'Aç kalabilirler ama kitapsız kalamazlar'
Tutuklularla kitaplar arasında iletişimi sağlayan Dışarıda Deli Dalgalar İnisiyatifi'nden Sibel Öz, Tekirdağ F Tipi Cezaevi'ndeki kitap sınırlamasına sert tepki gösterdi. Öz, "İçerideki insanlar aç kalabilirler, ekmeksiz kalabilirler, susuz kalabilirler ama kitapsız kalamazlar" dedi.
Etkin Haber Ajansı / 24 Mart 2013 Pazar, 11:51
İSTANBUL- Cezaevinde yazılan öyküleri "Kıyıya Vuran Dalgalar-F Tipi Öyküler" adında bir kitapta toplayan ve "Serçeler Ölürse" adlı öykü kitabı bulunan Sibel Öz, Tekirdağ F Tipi Cezaevi'ndeki kitap sınırlamasına sert tepki gösterdi. Kendisi de 1994-2004 yılları arasında cezaevinde bulunan Öz, ETHA'ya yaptığı açıklamada, kitapların tutuklular için ne anlama geldiğini anlattı.
Sibel Öz, "Kitap bence içerideki insanların her şeyidir. Yani ekmeğidir, suyudur. İçerideki insanlar aç kalabilirler, ekmeksiz kalabilirler, susuz kalabilirler ama kitapsız kalamazlar. Örneğin tek kişilik hücrelerde yıllardır tutulan insanlar var. Kitaplarını almak ne tür bir işkencedir. İnsan yok, dışarı ile herhangi bir iletişim kurma imkanı yok ve kitap da yok. Bu insanlara ölün mü diyoruz?" dedi.
İNCE BİR İŞKENCE TÜRÜ
Sibel Öz, kitap sınırlamasını şöyle değerlendirdi: "Şimdiye kadarki hiç bir iktidarın akıl edemediği kadar ice bir işkencedir bu. Şu an içeride olsaydım ve kitaplarımızı alsalardı ne olurdu diye düşündüm ve 15 Mart gecesi gözüme uyku girmedi. Yani her şeyi denediler, her şey akıllarına geldi, şimdiye kadarki iktidarların. Örneğin çıplak ayak uygulaması oldu, hücrelere baskın yapıldı, tek kişilikleri gündeme getirdiler, ondan önce F tipi gerçeği var ama hiçbir iktidarın aklına böyle bir işkence gelmedi, kitapları almak gelmedi. Bugüne kadar uygulanan en ince, en derin sonuçları olabilecek bir işkence türü."

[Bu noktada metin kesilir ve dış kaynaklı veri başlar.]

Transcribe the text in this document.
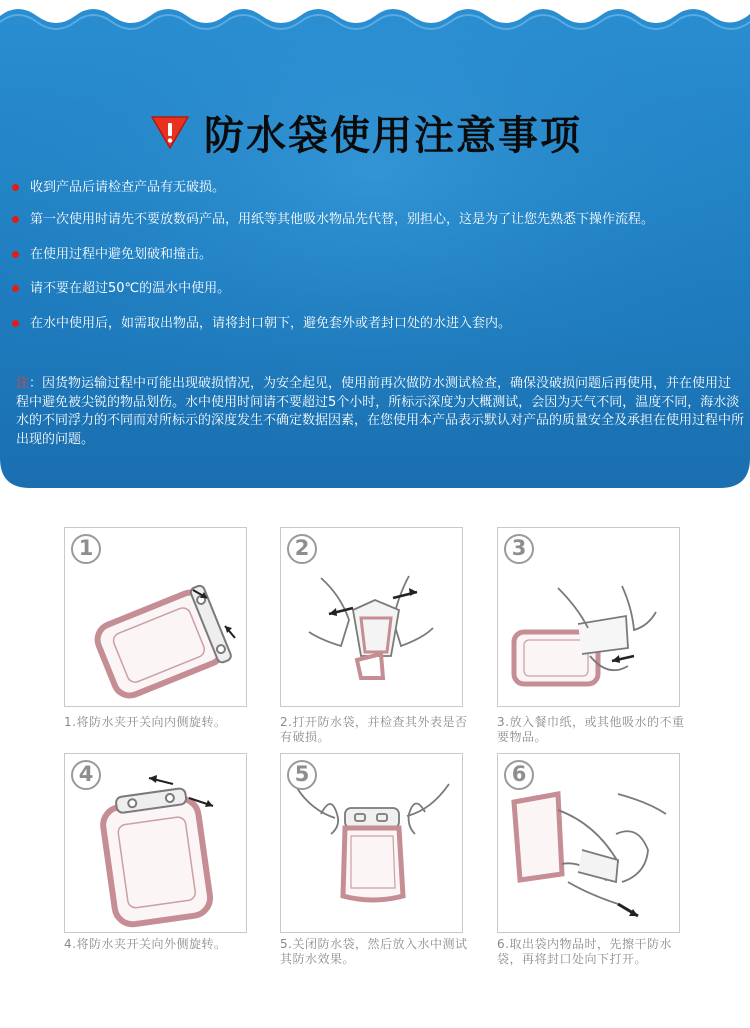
防水袋使用注意事项
收到产品后请检查产品有无破损。
第一次使用时请先不要放数码产品，用纸等其他吸水物品先代替，别担心，这是为了让您先熟悉下操作流程。
在使用过程中避免划破和撞击。
请不要在超过50℃的温水中使用。
在水中使用后，如需取出物品，请将封口朝下，避免套外或者封口处的水进入套内。
注：因货物运输过程中可能出现破损情况，为安全起见，使用前再次做防水测试检查，确保没破损问题后再使用，并在使用过程中避免被尖锐的物品划伤。水中使用时间请不要超过5个小时，所标示深度为大概测试，会因为天气不同，温度不同，海水淡水的不同浮力的不同而对所标示的深度发生不确定数据因素，在您使用本产品表示默认对产品的质量安全及承担在使用过程中所出现的问题。
1	2	3
1.将防水夹开关向内侧旋转。	2.打开防水袋，并检查其外表是否有破损。
3.放入餐巾纸，或其他吸水的不重要物品。
4	5	6
4.将防水夹开关向外侧旋转。	5.关闭防水袋，然后放入水中测试其防水效果。
6.取出袋内物品时，先擦干防水袋，再将封口处向下打开。
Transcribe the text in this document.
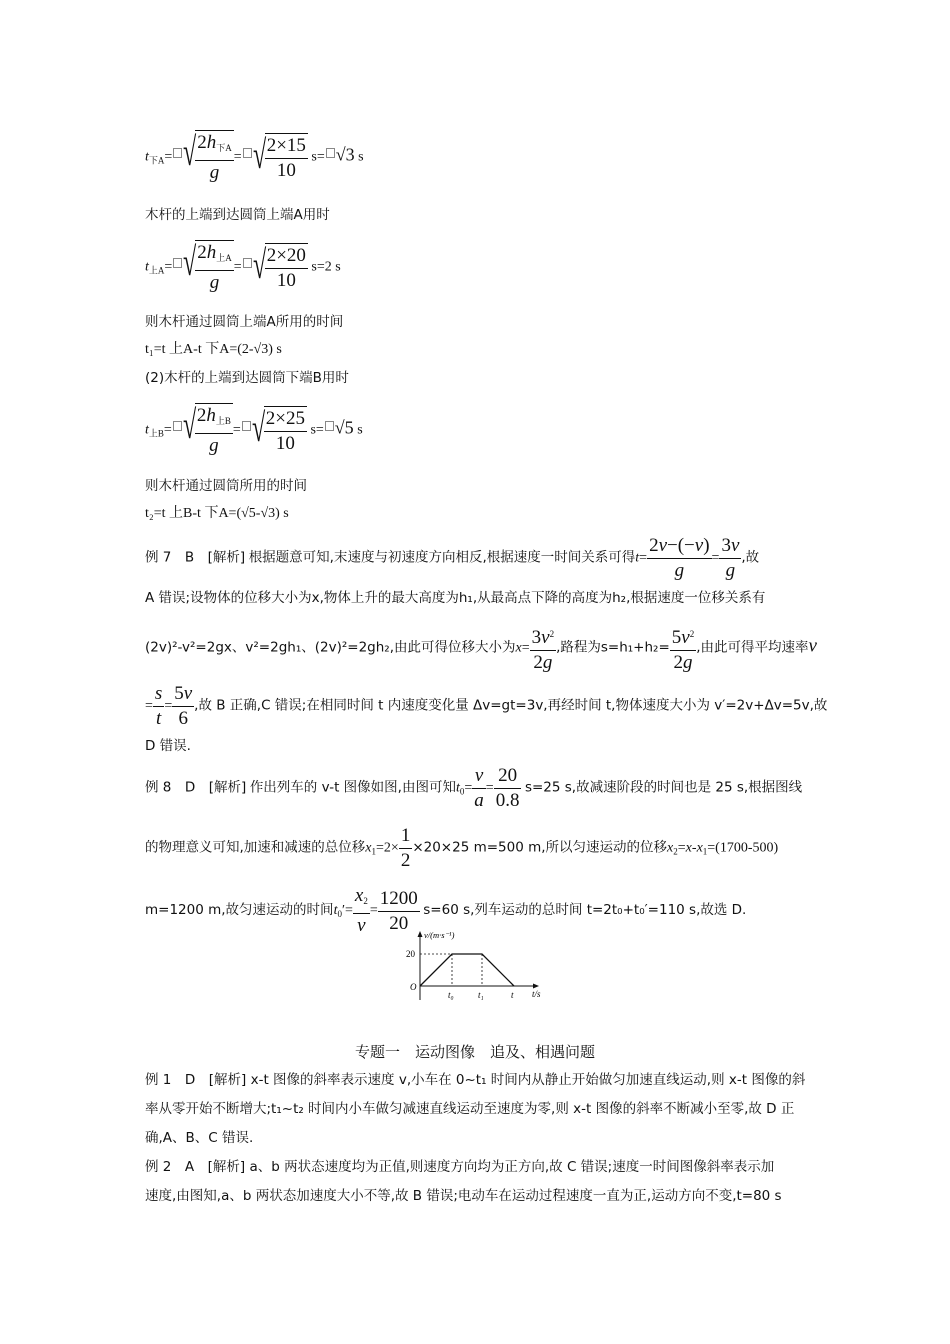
$t_{下A}=$ √
$\frac{2h_{下A}}{g}$ = √
$\frac{2\times 15}{10} s= √3$ s
木杆的上端到达圆筒上端A用时
$t_{上A}=$ √
$\frac{2h_{上A}}{g}$ = √
$\frac{2\times 20}{10} s=2$ s
则木杆通过圆筒上端A所用的时间
t₁=t 上A-t 下A=(2-√3) s
(2)木杆的上端到达圆筒下端B用时
$t_{上B}=$ √
$\frac{2h_{上B}}{g}$ = √
$\frac{2\times 25}{10} s= √5$ s
则木杆通过圆筒所用的时间
t₂=t 上B-t 下A=(√5-√3) s
例 7　B　[解析] 根据题意可知,末速度与初速度方向相反,根据速度一时间关系可得$t= \frac{2v-(-v)}{g} = \frac{3v}{g}$ ,故
A 错误;设物体的位移大小为x,物体上升的最大高度为h₁,从最高点下降的高度为h₂,根据速度一位移关系有
(2v)²-v²=2gx、v²=2gh₁、(2v)²=2gh₂,由此可得位移大小为$x= \frac{3v^2}{2g}$ ,路程为$s=h_1+h_2= \frac{5v^2}{2g}$ ,由此可得平均速率v
= $\frac{s}{t} = \frac{5v}{6}$ ,故 B 正确,C 错误;在相同时间 t 内速度变化量 Δv=gt=3v,再经时间 t,物体速度大小为 v′=2v+Δv=5v,故
D 错误.
例 8　D　[解析] 作出列车的 v-t 图像如图,由图可知$t_0= \frac{v}{a} = \frac{20}{0.8} s=25$ s,故减速阶段的时间也是 25 s,根据图线
的物理意义可知,加速和减速的总位移$x_1=2\times \frac{1}{2} \times 20\times 25$ m=500 m,所以匀速运动的位移$x_2=x-x_1=(1700-500)$
m=1200 m,故匀速运动的时间$t_0'= \frac{x_2}{v} = \frac{1200}{20} s=60$ s,列车运动的总时间 t=2t₀+t₀′=110 s,故选 D.
v/(m·s⁻¹)
t/s
20
O
t₀	t₁	t
专题一　运动图像　追及、相遇问题
例 1　D　[解析] x-t 图像的斜率表示速度 v,小车在 0~t₁ 时间内从静止开始做匀加速直线运动,则 x-t 图像的斜
率从零开始不断增大;t₁~t₂ 时间内小车做匀减速直线运动至速度为零,则 x-t 图像的斜率不断减小至零,故 D 正
确,A、B、C 错误.
例 2　A　[解析] a、b 两状态速度均为正值,则速度方向均为正方向,故 C 错误;速度一时间图像斜率表示加
速度,由图知,a、b 两状态加速度大小不等,故 B 错误;电动车在运动过程速度一直为正,运动方向不变,t=80 s
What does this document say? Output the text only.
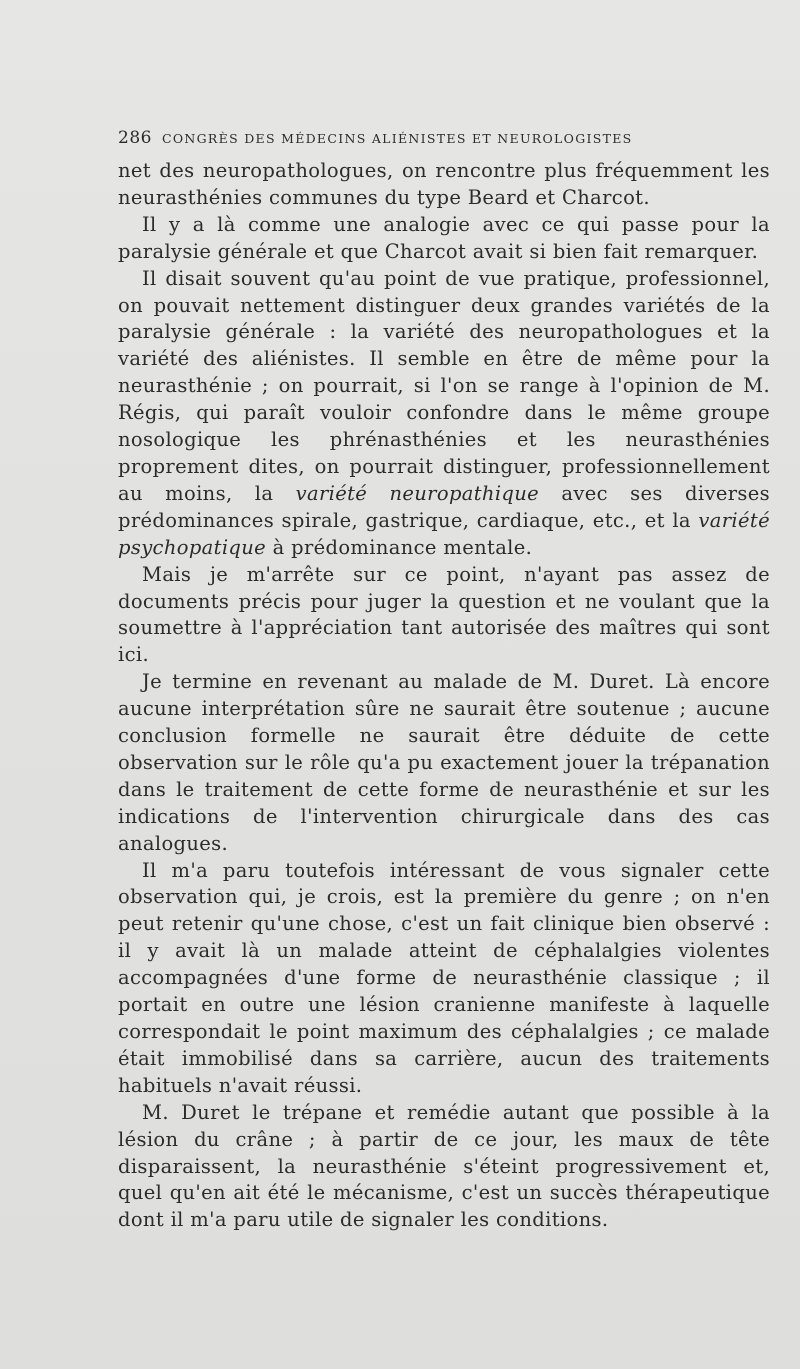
286 CONGRÈS DES MÉDECINS ALIÉNISTES ET NEUROLOGISTES

net des neuropathologues, on rencontre plus fréquemment les neurasthénies communes du type Beard et Charcot.

Il y a là comme une analogie avec ce qui passe pour la paralysie générale et que Charcot avait si bien fait remarquer.

Il disait souvent qu'au point de vue pratique, professionnel, on pouvait nettement distinguer deux grandes variétés de la paralysie générale : la variété des neuropathologues et la variété des aliénistes. Il semble en être de même pour la neurasthénie ; on pourrait, si l'on se range à l'opinion de M. Régis, qui paraît vouloir confondre dans le même groupe nosologique les phrénasthénies et les neurasthénies proprement dites, on pourrait distinguer, professionnellement au moins, la variété neuropathique avec ses diverses prédominances spirale, gastrique, cardiaque, etc., et la variété psychopatique à prédominance mentale.

Mais je m'arrête sur ce point, n'ayant pas assez de documents précis pour juger la question et ne voulant que la soumettre à l'appréciation tant autorisée des maîtres qui sont ici.

Je termine en revenant au malade de M. Duret. Là encore aucune interprétation sûre ne saurait être soutenue ; aucune conclusion formelle ne saurait être déduite de cette observation sur le rôle qu'a pu exactement jouer la trépanation dans le traitement de cette forme de neurasthénie et sur les indications de l'intervention chirurgicale dans des cas analogues.

Il m'a paru toutefois intéressant de vous signaler cette observation qui, je crois, est la première du genre ; on n'en peut retenir qu'une chose, c'est un fait clinique bien observé : il y avait là un malade atteint de céphalalgies violentes accompagnées d'une forme de neurasthénie classique ; il portait en outre une lésion cranienne manifeste à laquelle correspondait le point maximum des céphalalgies ; ce malade était immobilisé dans sa carrière, aucun des traitements habituels n'avait réussi.

M. Duret le trépane et remédie autant que possible à la lésion du crâne ; à partir de ce jour, les maux de tête disparaissent, la neurasthénie s'éteint progressivement et, quel qu'en ait été le mécanisme, c'est un succès thérapeutique dont il m'a paru utile de signaler les conditions.
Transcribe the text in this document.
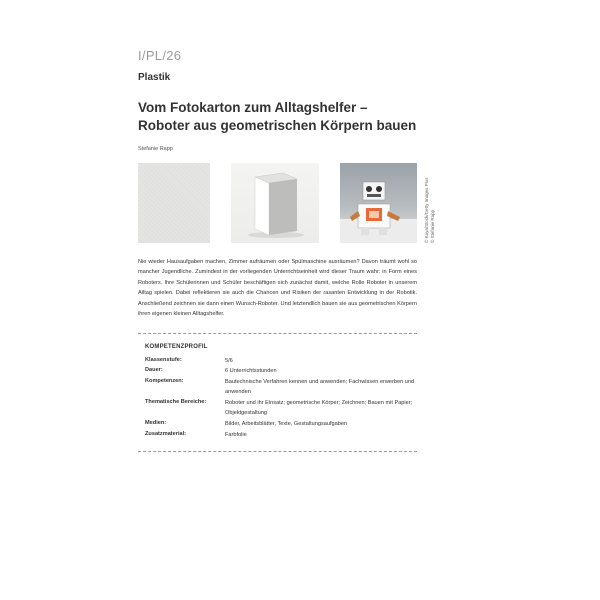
I/PL/26
Plastik
Vom Fotokarton zum Alltagshelfer –
Roboter aus geometrischen Körpern bauen
Stefanie Rapp
© Kaya/Stock/Getty Images Plus © Stefanie Rapp
Nie wieder Hausaufgaben machen, Zimmer aufräumen oder Spülmaschine ausräumen? Davon träumt wohl so mancher Jugendliche. Zumindest in der vorliegenden Unterrichtseinheit wird dieser Traum wahr: in Form eines Roboters. Ihre Schülerinnen und Schüler beschäftigen sich zunächst damit, welche Rolle Roboter in unserem Alltag spielen. Dabei reflektieren sie auch die Chancen und Risiken der rasanten Entwicklung in der Robotik. Anschließend zeichnen sie dann einen Wunsch-Roboter. Und letztendlich bauen sie aus geometrischen Körpern ihren eigenen kleinen Alltagshelfer.
KOMPETENZPROFIL
Klassenstufe:	5/6
Dauer:	6 Unterrichtsstunden
Kompetenzen:	Bautechnische Verfahren kennen und anwenden; Fachwissen erwerben und anwenden
Thematische Bereiche:	Roboter und ihr Einsatz; geometrische Körper; Zeichnen; Bauen mit Papier; Objektgestaltung
Medien:	Bilder, Arbeitsblätter, Texte, Gestaltungsaufgaben
Zusatzmaterial:	Farbfolie
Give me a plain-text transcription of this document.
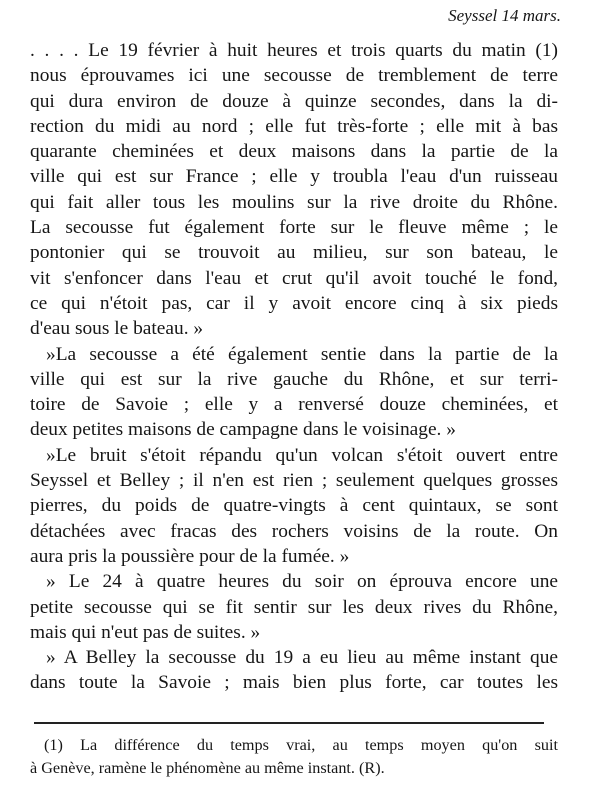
Seyssel 14 mars.
. . . . Le 19 février à huit heures et trois quarts du matin (1)
nous éprouvames ici une secousse de tremblement de terre
qui dura environ de douze à quinze secondes, dans la di-
rection du midi au nord ; elle fut très-forte ; elle mit à bas
quarante cheminées et deux maisons dans la partie de la
ville qui est sur France ; elle y troubla l'eau d'un ruisseau
qui fait aller tous les moulins sur la rive droite du Rhône.
La secousse fut également forte sur le fleuve même ; le
pontonier qui se trouvoit au milieu, sur son bateau, le
vit s'enfoncer dans l'eau et crut qu'il avoit touché le fond,
ce qui n'étoit pas, car il y avoit encore cinq à six pieds
d'eau sous le bateau. »
»La secousse a été également sentie dans la partie de la
ville qui est sur la rive gauche du Rhône, et sur terri-
toire de Savoie ; elle y a renversé douze cheminées, et
deux petites maisons de campagne dans le voisinage. »
»Le bruit s'étoit répandu qu'un volcan s'étoit ouvert entre
Seyssel et Belley ; il n'en est rien ; seulement quelques grosses
pierres, du poids de quatre-vingts à cent quintaux, se sont
détachées avec fracas des rochers voisins de la route. On
aura pris la poussière pour de la fumée. »
» Le 24 à quatre heures du soir on éprouva encore une
petite secousse qui se fit sentir sur les deux rives du Rhône,
mais qui n'eut pas de suites. »
» A Belley la secousse du 19 a eu lieu au même instant que
dans toute la Savoie ; mais bien plus forte, car toutes les
(1) La différence du temps vrai, au temps moyen qu'on suit
à Genève, ramène le phénomène au même instant. (R).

'KAMUOYU VE EDEBİYAT DÜNYASI KABUL ETMEMELİ'
Kamuoyunun yasaklamaya yeteri kadar tepki göstermediği ve önemsemediği eleştirisinde bulunan Öz, "cana kastı yok, fiziki bir işkence yok" diye duyarsız bir tavır içerisinde olunduğunu söyledi. Öz, "Aslında uygulamanın içeriği ve önemi çok anlaşılmadı kamuoyu tarafından ve biraz yalnız bırakıldılar ve açlık grevine girmek zorunda kaldılar" diye konuştu.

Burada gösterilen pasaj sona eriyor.